I think most of the larger ones were forced to reopen by the admins
Admin was kicking mods that didn't approve. Absolutely forced to reopen.
The thing is, Reddit doesn't allow subs to run unmoderated, so IIRC there were instances where they'd kick out the moderators for not re-opening and then have to close the sub again for being unmoderated.
They are already finding scabs to come in and moderate. The quality will be shitty but they don't care.
The quality started out shitty on some subs. Fuck spez, but he's not completely wrong about the mods. Some are people who never have and never will have more power in their lives and it goes right to their brain. Where he's completely wrong is blaming this situation on the mods when they are just the group of users who can frustrate him the most. I bet he thought he could throw the mods under the bus because they were already generally unpopular (though some subs were bad and others were fine) before all of this.

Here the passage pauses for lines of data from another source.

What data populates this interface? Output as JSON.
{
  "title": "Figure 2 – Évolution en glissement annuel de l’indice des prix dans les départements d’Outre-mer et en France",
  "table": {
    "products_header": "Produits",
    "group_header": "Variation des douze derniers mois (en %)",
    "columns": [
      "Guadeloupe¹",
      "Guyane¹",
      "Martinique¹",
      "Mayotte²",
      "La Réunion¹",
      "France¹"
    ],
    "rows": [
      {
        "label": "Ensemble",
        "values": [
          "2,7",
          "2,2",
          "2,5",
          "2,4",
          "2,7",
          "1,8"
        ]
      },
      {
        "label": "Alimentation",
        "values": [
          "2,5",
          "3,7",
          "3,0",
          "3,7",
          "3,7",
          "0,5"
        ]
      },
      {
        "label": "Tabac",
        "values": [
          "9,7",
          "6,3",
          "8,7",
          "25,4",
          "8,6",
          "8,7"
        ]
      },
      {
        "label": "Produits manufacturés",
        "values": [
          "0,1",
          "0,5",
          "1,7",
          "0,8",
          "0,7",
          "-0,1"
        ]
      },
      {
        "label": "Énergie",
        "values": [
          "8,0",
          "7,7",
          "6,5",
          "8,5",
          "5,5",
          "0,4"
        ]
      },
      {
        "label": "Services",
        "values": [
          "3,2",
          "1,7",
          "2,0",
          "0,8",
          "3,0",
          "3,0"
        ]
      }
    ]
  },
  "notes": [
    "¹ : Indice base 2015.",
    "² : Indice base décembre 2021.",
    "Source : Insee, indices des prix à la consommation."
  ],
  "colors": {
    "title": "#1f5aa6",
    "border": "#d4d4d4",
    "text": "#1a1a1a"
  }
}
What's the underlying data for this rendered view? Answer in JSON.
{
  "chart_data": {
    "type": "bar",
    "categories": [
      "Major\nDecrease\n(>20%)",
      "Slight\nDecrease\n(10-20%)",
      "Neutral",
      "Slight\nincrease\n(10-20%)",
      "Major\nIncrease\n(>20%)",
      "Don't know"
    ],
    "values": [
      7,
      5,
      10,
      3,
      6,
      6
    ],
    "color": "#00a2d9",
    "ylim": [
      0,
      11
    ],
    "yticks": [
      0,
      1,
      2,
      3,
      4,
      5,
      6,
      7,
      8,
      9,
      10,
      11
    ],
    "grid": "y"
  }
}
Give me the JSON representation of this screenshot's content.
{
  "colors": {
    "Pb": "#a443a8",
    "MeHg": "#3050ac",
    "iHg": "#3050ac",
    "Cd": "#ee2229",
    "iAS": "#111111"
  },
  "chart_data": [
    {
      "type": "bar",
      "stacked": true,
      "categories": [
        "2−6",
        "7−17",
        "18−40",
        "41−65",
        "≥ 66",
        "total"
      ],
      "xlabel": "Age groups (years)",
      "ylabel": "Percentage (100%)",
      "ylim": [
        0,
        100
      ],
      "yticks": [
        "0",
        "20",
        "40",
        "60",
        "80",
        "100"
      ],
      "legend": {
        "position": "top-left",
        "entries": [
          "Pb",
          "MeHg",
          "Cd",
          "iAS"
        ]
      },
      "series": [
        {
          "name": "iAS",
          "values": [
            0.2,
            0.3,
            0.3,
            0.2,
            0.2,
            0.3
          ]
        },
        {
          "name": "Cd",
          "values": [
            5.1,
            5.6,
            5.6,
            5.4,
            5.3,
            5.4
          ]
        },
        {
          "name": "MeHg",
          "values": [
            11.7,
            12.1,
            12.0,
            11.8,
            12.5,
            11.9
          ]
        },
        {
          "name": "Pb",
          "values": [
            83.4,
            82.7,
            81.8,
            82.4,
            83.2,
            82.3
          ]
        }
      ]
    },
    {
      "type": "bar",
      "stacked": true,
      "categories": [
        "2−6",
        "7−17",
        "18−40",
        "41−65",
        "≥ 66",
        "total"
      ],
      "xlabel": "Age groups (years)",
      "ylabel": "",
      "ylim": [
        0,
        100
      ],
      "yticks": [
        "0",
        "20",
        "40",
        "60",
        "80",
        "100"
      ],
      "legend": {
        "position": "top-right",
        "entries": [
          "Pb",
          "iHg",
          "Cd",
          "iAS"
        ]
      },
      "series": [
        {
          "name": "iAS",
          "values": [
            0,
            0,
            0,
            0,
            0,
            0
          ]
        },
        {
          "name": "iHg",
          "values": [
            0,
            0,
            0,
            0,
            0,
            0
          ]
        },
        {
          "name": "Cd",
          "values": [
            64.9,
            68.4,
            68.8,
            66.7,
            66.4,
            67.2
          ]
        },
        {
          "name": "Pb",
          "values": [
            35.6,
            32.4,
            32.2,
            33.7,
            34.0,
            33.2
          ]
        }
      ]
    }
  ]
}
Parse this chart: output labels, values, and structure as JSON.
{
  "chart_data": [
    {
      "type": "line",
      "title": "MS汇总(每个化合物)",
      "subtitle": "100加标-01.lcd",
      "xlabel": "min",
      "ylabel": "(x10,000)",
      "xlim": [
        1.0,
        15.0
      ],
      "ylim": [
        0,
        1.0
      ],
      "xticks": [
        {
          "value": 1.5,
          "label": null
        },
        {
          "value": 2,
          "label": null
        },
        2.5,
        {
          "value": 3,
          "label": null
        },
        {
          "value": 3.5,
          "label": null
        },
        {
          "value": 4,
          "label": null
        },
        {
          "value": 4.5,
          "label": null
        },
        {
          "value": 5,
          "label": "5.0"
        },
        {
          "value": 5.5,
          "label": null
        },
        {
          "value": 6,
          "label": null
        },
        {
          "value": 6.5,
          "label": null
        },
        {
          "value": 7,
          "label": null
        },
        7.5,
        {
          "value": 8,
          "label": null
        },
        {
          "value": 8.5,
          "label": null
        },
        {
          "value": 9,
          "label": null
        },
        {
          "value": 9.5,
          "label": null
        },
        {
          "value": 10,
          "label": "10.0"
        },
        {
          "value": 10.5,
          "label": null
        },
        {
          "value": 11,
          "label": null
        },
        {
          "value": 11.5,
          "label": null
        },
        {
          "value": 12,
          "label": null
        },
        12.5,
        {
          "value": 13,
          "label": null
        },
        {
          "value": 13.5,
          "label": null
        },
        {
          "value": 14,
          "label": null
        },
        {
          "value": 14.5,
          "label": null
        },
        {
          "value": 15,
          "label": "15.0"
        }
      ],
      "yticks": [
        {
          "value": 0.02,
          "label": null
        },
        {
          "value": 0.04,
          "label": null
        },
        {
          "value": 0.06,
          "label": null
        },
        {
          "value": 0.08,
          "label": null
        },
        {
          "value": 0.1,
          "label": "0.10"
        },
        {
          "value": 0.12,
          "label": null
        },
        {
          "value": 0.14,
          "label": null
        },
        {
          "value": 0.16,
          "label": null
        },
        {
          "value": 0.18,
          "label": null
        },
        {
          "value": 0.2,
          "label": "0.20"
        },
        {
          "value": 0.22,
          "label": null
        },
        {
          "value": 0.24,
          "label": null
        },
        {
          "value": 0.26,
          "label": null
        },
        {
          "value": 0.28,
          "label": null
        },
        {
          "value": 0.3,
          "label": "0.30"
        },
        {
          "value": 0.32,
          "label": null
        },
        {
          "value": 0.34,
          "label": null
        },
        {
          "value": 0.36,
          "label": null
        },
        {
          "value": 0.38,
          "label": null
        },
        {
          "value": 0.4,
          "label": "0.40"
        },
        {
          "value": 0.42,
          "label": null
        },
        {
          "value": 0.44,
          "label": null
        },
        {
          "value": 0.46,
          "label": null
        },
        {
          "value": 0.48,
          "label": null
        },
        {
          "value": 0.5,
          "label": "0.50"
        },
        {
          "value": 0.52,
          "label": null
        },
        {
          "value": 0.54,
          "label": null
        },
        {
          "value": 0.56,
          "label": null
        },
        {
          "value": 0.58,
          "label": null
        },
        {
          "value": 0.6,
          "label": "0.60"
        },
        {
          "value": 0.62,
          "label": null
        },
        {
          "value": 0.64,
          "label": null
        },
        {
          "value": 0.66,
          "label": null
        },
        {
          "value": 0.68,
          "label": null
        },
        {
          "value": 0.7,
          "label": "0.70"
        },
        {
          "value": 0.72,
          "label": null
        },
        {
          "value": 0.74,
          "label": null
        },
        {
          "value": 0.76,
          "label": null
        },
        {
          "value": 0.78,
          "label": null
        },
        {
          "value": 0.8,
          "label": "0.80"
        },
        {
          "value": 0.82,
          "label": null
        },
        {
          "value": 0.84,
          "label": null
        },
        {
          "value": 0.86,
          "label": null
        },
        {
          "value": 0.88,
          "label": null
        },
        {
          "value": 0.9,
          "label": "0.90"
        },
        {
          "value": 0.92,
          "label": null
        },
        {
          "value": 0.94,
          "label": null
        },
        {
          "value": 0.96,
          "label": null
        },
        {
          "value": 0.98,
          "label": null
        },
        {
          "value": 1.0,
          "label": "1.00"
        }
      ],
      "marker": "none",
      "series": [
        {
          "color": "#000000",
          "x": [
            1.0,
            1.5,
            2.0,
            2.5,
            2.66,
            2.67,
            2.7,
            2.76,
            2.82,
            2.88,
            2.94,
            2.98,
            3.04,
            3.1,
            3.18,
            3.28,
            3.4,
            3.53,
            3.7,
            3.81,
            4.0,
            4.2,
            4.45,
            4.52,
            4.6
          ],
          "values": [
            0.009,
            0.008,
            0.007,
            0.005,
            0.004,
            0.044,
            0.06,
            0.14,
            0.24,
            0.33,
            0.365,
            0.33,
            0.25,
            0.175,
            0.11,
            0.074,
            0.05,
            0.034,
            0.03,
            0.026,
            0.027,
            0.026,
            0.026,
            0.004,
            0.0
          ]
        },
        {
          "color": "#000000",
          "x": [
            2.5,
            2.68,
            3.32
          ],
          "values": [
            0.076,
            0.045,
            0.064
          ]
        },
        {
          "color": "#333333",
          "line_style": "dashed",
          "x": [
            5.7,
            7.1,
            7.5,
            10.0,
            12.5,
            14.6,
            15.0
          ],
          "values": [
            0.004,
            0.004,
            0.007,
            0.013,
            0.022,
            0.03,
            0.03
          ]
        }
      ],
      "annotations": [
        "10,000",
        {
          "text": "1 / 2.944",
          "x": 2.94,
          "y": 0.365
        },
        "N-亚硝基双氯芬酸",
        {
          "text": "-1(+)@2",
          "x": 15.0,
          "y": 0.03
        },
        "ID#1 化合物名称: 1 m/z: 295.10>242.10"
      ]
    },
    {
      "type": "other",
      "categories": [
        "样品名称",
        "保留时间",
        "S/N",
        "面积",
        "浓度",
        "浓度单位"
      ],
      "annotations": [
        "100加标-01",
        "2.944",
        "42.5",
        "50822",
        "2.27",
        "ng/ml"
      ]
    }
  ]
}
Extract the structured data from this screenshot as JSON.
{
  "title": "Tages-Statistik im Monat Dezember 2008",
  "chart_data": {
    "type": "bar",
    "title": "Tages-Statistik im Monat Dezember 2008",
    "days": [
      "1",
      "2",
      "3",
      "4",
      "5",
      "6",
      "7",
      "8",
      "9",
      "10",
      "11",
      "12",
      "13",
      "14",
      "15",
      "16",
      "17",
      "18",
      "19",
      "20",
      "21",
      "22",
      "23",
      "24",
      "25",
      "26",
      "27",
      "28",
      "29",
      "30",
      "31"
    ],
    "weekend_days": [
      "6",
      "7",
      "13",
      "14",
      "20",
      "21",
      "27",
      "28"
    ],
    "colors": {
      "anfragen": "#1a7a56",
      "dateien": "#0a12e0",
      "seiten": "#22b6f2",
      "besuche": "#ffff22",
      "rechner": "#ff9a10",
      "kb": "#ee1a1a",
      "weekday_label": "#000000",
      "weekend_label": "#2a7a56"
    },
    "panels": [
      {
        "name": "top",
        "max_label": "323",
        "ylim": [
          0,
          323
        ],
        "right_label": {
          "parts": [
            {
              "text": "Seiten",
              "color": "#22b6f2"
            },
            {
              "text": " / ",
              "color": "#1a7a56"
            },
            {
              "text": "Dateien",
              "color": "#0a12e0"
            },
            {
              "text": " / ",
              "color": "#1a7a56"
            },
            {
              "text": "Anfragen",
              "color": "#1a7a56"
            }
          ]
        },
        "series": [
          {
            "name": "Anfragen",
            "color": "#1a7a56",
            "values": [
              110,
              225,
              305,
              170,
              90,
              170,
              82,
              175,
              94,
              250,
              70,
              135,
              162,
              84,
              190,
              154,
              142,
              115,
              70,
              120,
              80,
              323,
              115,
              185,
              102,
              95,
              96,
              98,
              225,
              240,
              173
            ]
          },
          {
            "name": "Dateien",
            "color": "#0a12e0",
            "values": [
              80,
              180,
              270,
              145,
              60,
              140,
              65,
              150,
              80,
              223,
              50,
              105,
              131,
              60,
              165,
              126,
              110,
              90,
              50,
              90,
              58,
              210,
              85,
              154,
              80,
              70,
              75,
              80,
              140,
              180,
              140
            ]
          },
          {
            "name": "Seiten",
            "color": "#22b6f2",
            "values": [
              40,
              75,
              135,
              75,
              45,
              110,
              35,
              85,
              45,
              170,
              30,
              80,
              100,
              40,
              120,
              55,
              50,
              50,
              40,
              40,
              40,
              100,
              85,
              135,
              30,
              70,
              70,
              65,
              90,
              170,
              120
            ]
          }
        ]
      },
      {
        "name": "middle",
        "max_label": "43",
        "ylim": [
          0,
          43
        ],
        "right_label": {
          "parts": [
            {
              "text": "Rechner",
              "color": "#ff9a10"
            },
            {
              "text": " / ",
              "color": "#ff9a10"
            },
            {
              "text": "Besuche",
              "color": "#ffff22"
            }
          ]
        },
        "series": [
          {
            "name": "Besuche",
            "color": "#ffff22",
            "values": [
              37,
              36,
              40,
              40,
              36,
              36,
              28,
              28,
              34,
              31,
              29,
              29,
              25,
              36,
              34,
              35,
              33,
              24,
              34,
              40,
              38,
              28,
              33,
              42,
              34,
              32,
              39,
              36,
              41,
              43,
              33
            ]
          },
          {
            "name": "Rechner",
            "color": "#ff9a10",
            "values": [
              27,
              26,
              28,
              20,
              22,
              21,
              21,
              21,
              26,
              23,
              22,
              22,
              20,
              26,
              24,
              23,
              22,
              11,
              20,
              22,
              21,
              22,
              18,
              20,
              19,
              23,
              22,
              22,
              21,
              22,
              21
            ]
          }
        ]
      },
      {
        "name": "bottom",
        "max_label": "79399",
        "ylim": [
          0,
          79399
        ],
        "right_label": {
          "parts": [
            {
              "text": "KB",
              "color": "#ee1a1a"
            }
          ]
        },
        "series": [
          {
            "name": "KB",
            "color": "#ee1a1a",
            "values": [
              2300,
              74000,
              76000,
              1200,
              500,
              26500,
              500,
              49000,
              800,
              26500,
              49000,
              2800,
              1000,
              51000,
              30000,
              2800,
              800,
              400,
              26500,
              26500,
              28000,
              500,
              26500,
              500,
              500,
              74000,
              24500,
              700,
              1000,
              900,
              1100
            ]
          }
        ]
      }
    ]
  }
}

Something nice about the fediverse is that instances can be dedicated to mod evaluation. They don't have to honour deletion requests; they could specifically highlight them instead to see what kind of posts specific mods are suppressing. Hopefully that can be used to check their power and reduce how much of it goes to their heads.
I'd love to volunteer as a scab. Problem is, what's stopping me from running any given subreddit in a way that destroys the community further, like arbitrarily removing posts or banning users while simultaneously allowing clear spam/bots/scams to persist?
r/interestingasfuck has been without mods for 2 weeks now. It's just so idiotic. They remove all the mods and then... don't replace them? Now there hasn't been a post in 2 weeks on a sub with 11+mil members.
I wonder if they just forgot about that particular sub?
Maybe it's to make an example of them? Let the zombie subreddits stand as an example of "This is what happens when you cross the admins."
I guess it's possible, but what good would that do reddit? That's millions people who aren't going to be browsing that subreddit anymore, and presumably at least some of them aren't using any ad blockers, so they'd be losing revenue..
I'm honestly not sure. Reddit's decision making here has been so stupid I'm just guessing their motivations.
I check the sub every few days to see if they have mods yet, we'll see what hapens. :p
Is Reddit going to tell itself it's being bad?